Prior to data collection at cryogenic temperatures, crystals were soaked in a solution containing the mother liquor including 16% glycerol and flash-frozen in a stream of nitrogen gas at 100 K using an Oxford Cryosystems Cryostream device. Multiple-wavelength anomalous dispersion (MAD) data were collected using an ADSC Quantum Q315r detector on beamline ID23-1 at the ESRF, Grenoble, France. Three wavelengths were chosen near the iron-absorption edge based on an X-ray fluorescence scan of the frozen crystal. The f′′ component (peak) and the Δf′ (remote) were maximized, while the f′ component (inflection point) was minimized. Data were collected with a 1° rotation and 0.2 s exposure time per frame.
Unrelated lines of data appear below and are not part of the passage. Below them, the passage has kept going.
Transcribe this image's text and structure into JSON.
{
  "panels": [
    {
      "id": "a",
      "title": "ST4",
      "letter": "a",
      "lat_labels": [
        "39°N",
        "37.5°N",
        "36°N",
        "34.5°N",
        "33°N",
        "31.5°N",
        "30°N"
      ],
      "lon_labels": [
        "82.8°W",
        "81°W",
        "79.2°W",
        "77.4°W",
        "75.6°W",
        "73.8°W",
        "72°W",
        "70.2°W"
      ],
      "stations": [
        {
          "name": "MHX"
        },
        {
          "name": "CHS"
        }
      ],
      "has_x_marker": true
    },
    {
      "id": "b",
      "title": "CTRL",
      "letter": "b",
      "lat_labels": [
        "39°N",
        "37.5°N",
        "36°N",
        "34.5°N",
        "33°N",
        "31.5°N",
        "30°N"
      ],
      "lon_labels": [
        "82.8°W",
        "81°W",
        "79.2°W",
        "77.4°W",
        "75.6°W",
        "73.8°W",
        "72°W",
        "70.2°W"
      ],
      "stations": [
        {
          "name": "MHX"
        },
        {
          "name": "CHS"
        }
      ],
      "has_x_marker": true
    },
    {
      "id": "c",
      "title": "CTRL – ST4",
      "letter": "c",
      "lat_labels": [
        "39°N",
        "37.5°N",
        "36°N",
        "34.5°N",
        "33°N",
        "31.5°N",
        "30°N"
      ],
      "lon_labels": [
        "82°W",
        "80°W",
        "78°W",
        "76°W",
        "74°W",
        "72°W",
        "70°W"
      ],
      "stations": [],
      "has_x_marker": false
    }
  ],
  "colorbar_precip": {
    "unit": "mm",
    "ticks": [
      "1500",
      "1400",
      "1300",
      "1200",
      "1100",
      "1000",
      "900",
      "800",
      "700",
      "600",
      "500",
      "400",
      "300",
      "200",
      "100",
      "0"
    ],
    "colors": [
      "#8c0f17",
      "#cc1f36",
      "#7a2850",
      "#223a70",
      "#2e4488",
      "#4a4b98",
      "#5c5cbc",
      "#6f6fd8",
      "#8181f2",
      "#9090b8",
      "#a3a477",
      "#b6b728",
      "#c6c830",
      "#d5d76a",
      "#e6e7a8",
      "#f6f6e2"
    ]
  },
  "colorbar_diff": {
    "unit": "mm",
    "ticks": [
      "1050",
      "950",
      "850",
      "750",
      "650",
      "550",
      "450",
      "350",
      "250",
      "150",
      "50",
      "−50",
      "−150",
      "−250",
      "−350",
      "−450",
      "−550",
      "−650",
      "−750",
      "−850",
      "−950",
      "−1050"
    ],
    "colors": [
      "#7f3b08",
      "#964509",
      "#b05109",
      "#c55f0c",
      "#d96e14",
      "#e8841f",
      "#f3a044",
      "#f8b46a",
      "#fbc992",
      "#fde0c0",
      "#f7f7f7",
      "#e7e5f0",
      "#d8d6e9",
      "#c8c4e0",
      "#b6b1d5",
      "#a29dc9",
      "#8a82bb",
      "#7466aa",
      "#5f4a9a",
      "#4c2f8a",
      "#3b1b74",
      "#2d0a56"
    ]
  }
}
The intensities were indexed with MOSFLM (Leslie, 1999 ) and scaled using SCALA (Evans, 2006 ) from the CCP4 program suite (Collaborative Computational Project, Number 4, 1994 ).
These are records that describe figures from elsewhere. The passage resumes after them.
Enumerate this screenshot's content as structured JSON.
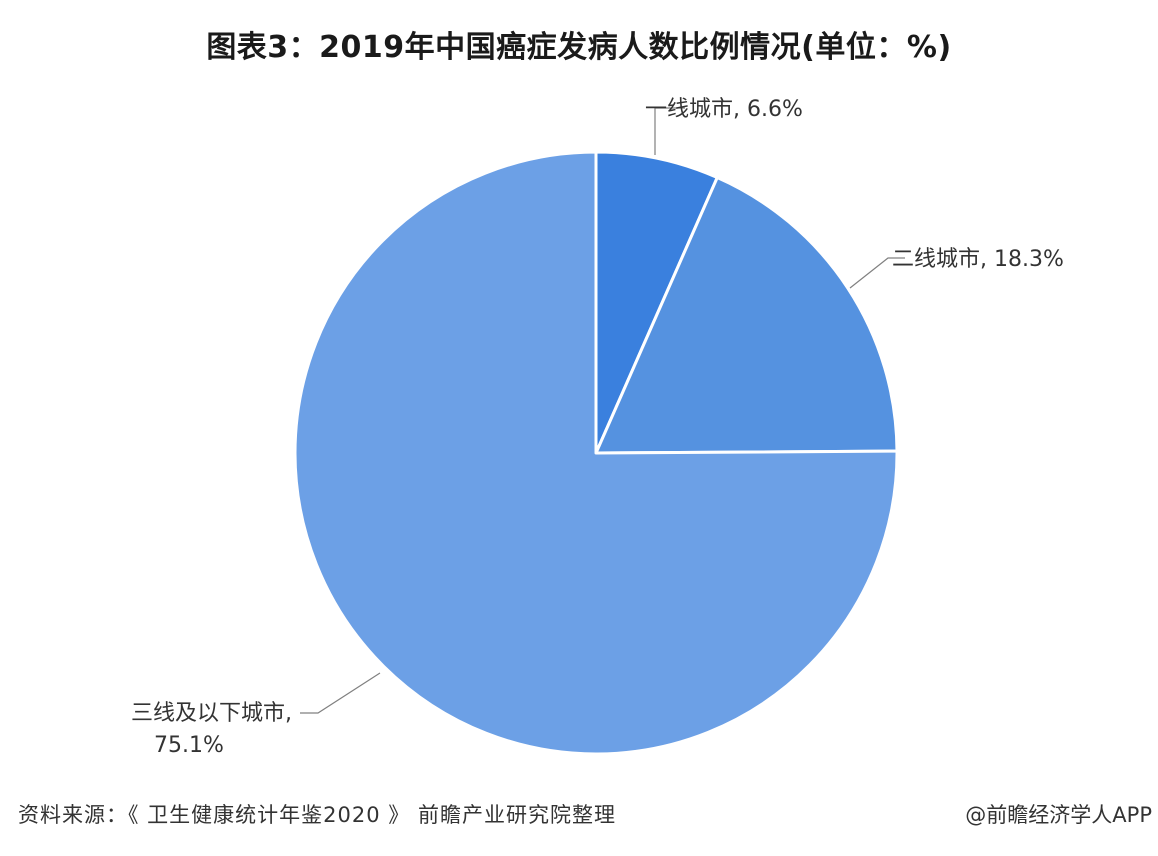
{
  "title": "图表3：2019年中国癌症发病人数比例情况(单位：%)",
  "source_note": "资料来源：《 卫生健康统计年鉴2020 》 前瞻产业研究院整理",
  "credit": "@前瞻经济学人APP",
  "chart_data": {
    "type": "pie",
    "title": "图表3：2019年中国癌症发病人数比例情况(单位：%)",
    "start_angle": "12 o'clock",
    "direction": "clockwise",
    "slices": [
      {
        "label": "一线城市",
        "value": 6.6,
        "display": "一线城市, 6.6%",
        "color": "#3a80de"
      },
      {
        "label": "二线城市",
        "value": 18.3,
        "display": "二线城市, 18.3%",
        "color": "#5592e0"
      },
      {
        "label": "三线及以下城市",
        "value": 75.1,
        "display_line1": "三线及以下城市,",
        "display_line2": "75.1%",
        "color": "#6ca0e6"
      }
    ]
  }
}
The refined unit-cell parameters are a = 164.46, b = 169.34, c = 60.79 Å and analysis of the X-ray diffraction pattern showed that reflections along the h and k axes were only present if h, k = 2n, identifying the space group as P21212. A Matthews coefficient (Matthews, 1968 ) of 2.54 Å3 Da−1 suggested the presence of six subunits of 28 kDa in the asymmetric unit, corresponding to 51.6% solvent content. Data-collection statistics are given in Table 1 . The six iron sites could be identified, phases could be obtained and model building is in progress. The phasing and the structure determination will be published in detail elsewhere.
The authors would like to thank Dr Nora Goossen and Dr Ir Peter-Leon Hagedoorn for initial discussions on this project, Igor Nederlof for help with the setup of the initial screens and Dr Ir Bert Jansen for data collection. We acknowledge the European Synchrotron Radiation Facility for provision of synchrotron-radiation facilities and we would like to thank Dr David Flot for assistance in using beamline ID23-1.